Ryan O’Neal ve Tatum O’Neal'in gerçek hayattaki baba-kız çiftinin yer aldığı bu film, yakın zamanda öksüz kalan bir kızın babası gibi davranarak insanları aldatmaya çalışan bir dolandırıcının hikayesini anlatıyor. Ancak kız, insanları paraları için mahkum etme planını gerçekleştirir ve bunun bir parçası yapılmasını ister. O zaman adam ve kız, insanlardan para kazanmak için numaralar ve incelik kullanarak bir yerden başka bir yere gittikleri bir yolculuğa çıkarlar.
1912 Brooklyn'de geçen bu film, iki yakını bir araya getirmeye çalışan İrlandalı Amerikalı bir aile olan Nolans'ın hikayesini anlatıyor.

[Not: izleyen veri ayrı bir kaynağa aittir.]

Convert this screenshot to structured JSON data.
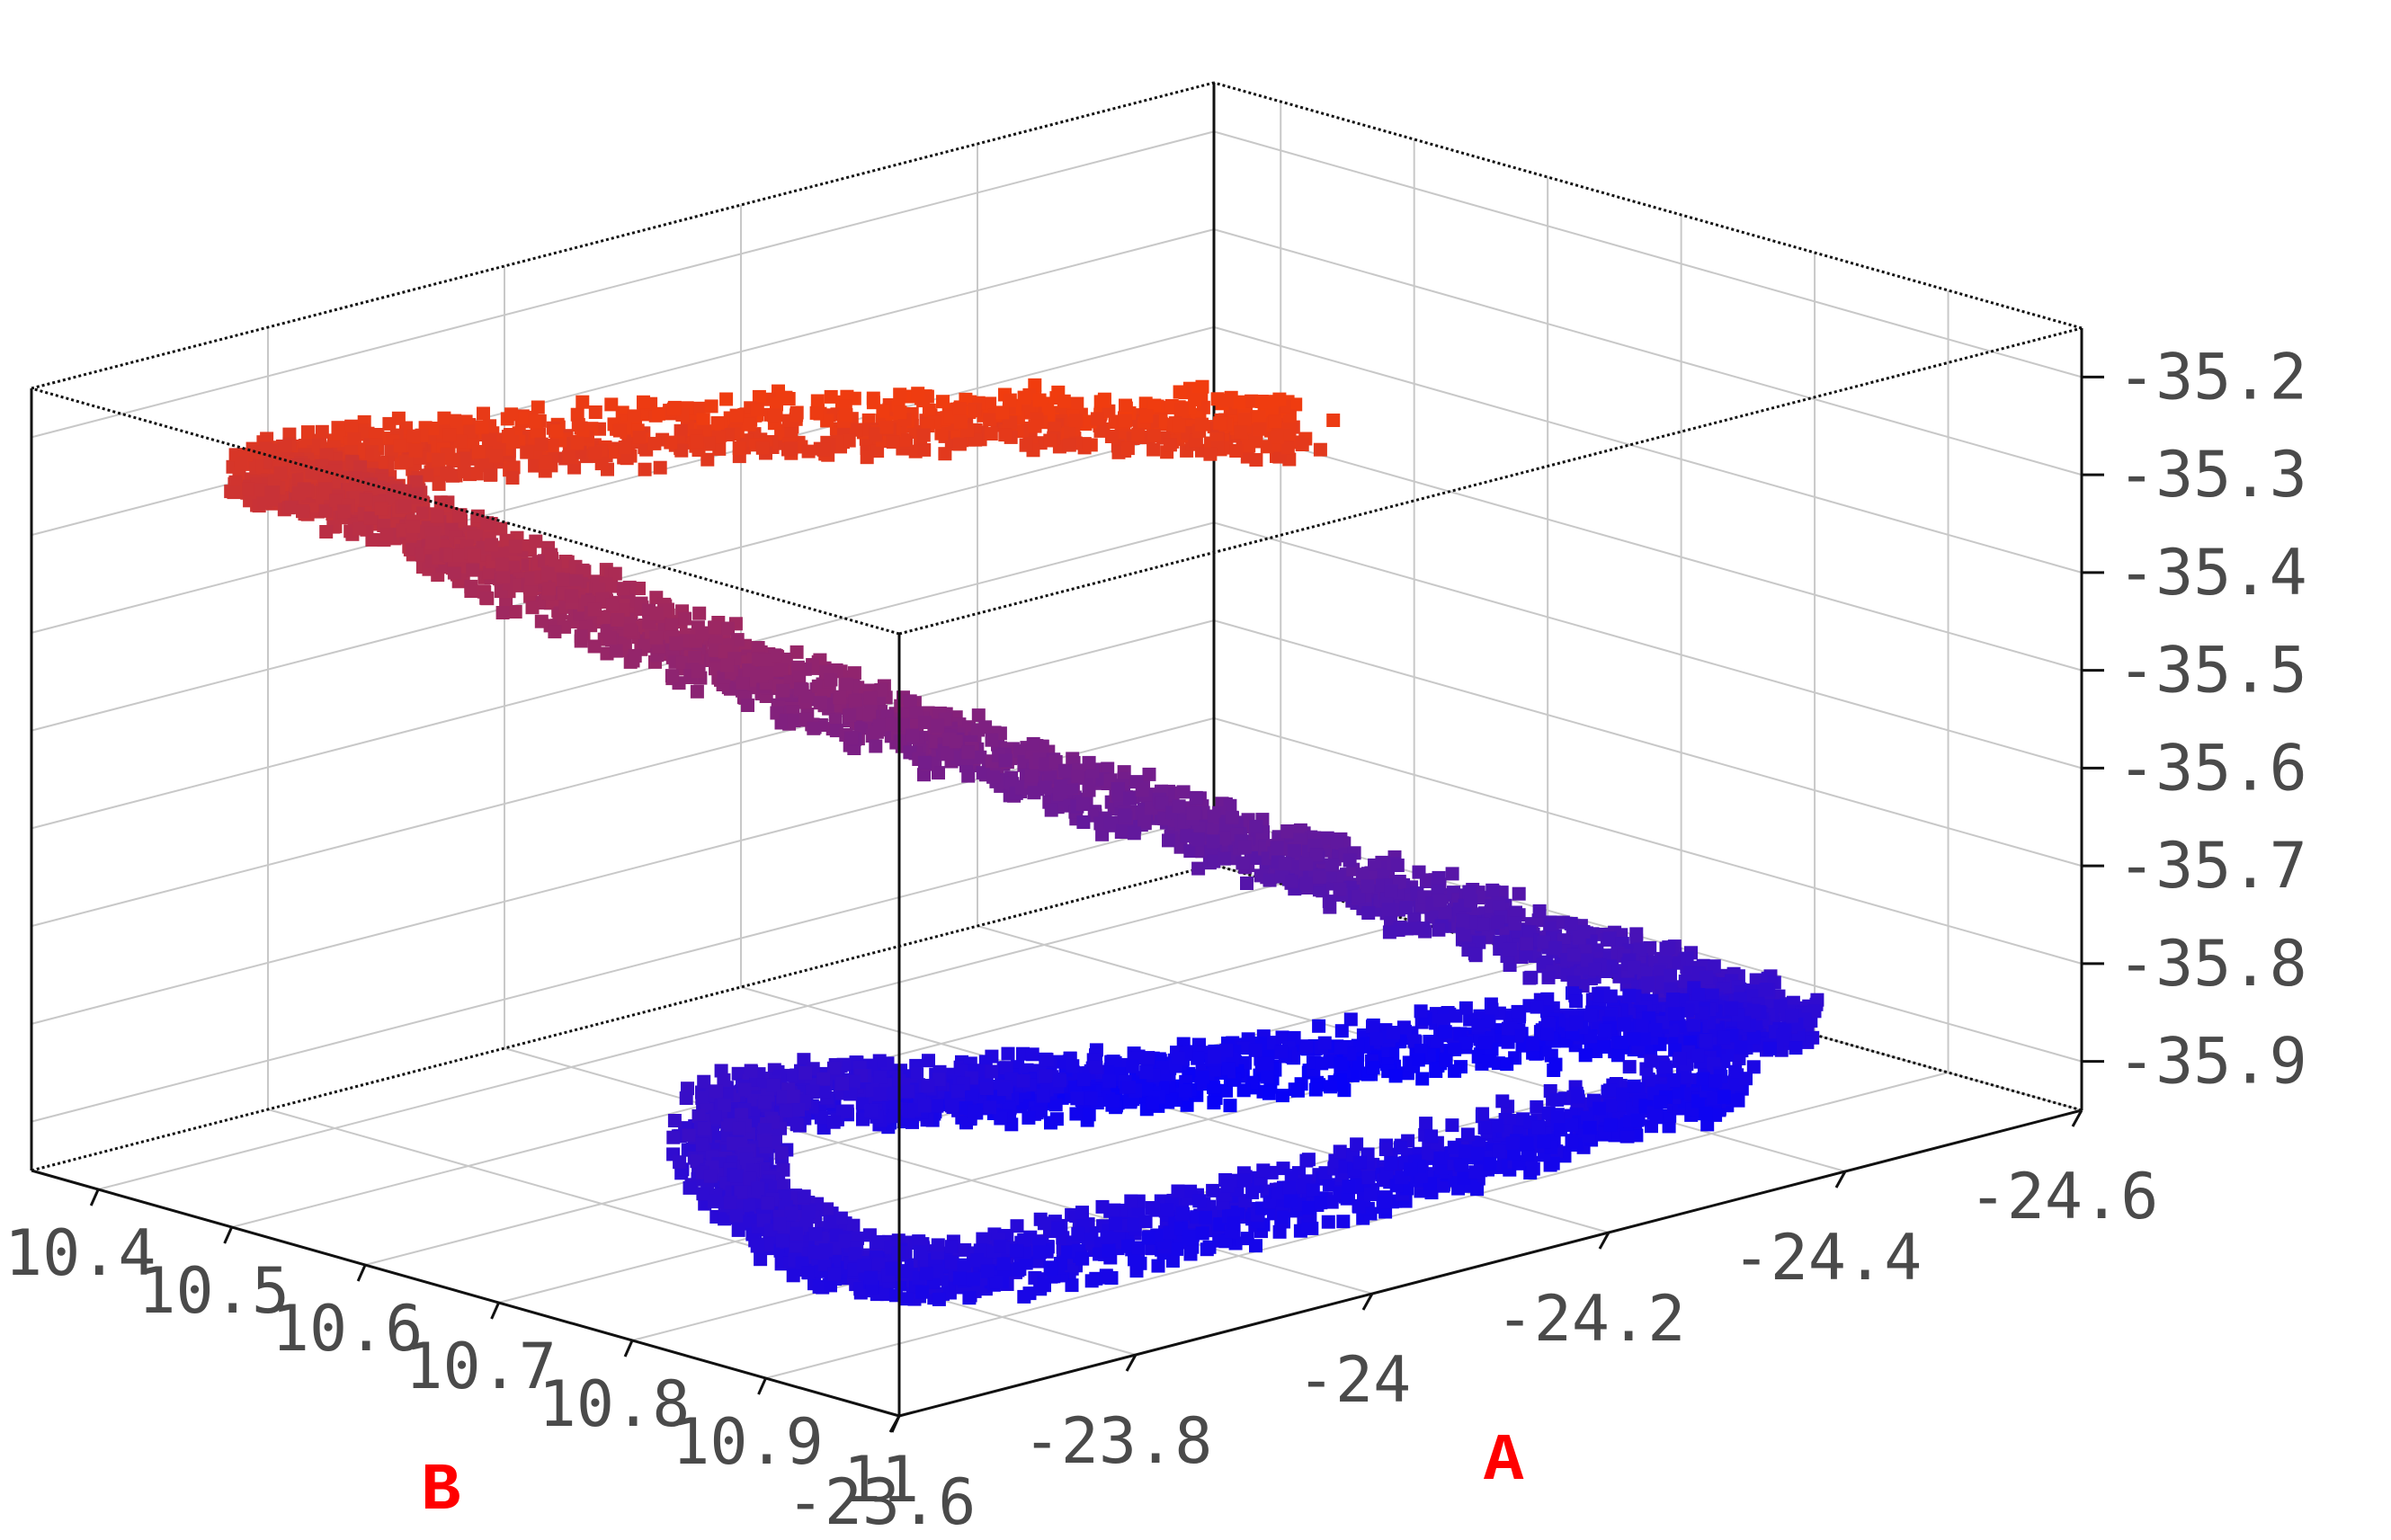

Katie çok çalışırken, kocası oldukça sorumsuz bir adamdır. Bununla birlikte, çok sevgi dolu bir ilişkisi olduğu kızı Francie tarafından büyük ölçüde putlaştırılmıştır. Francie yetenekli bir çocuk ve daha iyi bir okula gitmek ve daha iyi bir hayat yaşamak istiyor. Ebeveynleri bunu doğrudan yapamadığı için alternatif yöntemlere başvururlar. Bu film, bir babanın konumunun çocuklarının hayatlarını etkileme biçiminin ve ebeveynlerin çocuklarının mutluluğu için nasıl büyük çaba sarf edebileceklerinin klasik bir örneğidir.
Harper Lee’nin aynı adlı ünlü romanından uyarlanan bu film, Finch ailesinin hikayesini anlatıyor. Buhran Dönemi'nde geçen, Atticus Finch'in iki küçük çocuğu Jem ve Scout ile yaşadığı hayali Maycomb kasabasında geçiyor. Siyah bir adam yanlışlıkla bir cinayetle suçlandığında, Atticus onu mahkemede savunmaya karar verir. 'Alaycı Kuşu Öldürmek' i klasik yapan pek çok şey olsa da, bu konudaki en iyi şeylerden biri Atticus ve Scout arasındaki ilişkidir. Bu, şimdiye kadar gördüğüm baba-kız ilişkisinin en doğru tasvirlerinden biri ve Atticus Finch şimdiye kadarki en iyi baba figürü.